Step 1: Prep Your Wood

Select a strip of wood that is large enough to accommodate the words you want on your sign.

Carefully mark and drill two holes in the upper corners of the sign large enough to accommodate your chain. Sand the full surface smooth.

Step 2: Connect Chain


Separate your chain into two parts.


Open the bottom link of each length of chain and loop through the holes in your plank. Use the needlenose pliers to close the links.

Step 3: Create & Cut Lettering


Layout your letters in Word or Illustrator. I used the Kefa font in Illustrator for my “Squirrel Brain” sign. Print.

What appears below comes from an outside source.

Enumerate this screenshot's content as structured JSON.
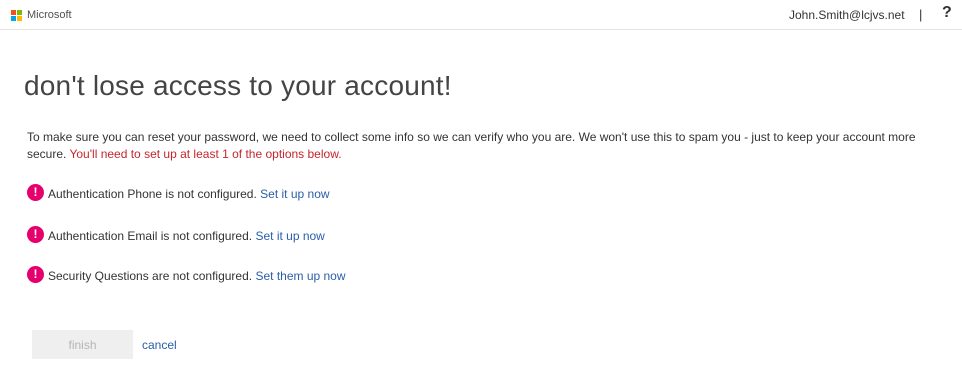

Cover your paper template with clear tape to make your stencil sturdier. Cut out the letters, being careful to retain the white outside of the lettering.


If you’re using multi-colored scraps, layout the colors in the order you want to use them. Layout the fabric on your interfacing and fuse it together.


Flip your stencil over to invert the letters and draw the letters onto the back of your interfacing. Cut out.

Step 4: Glue Lettering

Finally we’re in the home stretch. Using some blue painters tape, mark out where you want the lettering to sit. Space out the lettering along the blue tape.


Mix a small amount of water with white glue to thin it slightly. Using a paintbrush, carefully spread the glue on the back of each letter and tack in place. Cover with wax paper and weigh down the letters until they’ve dried.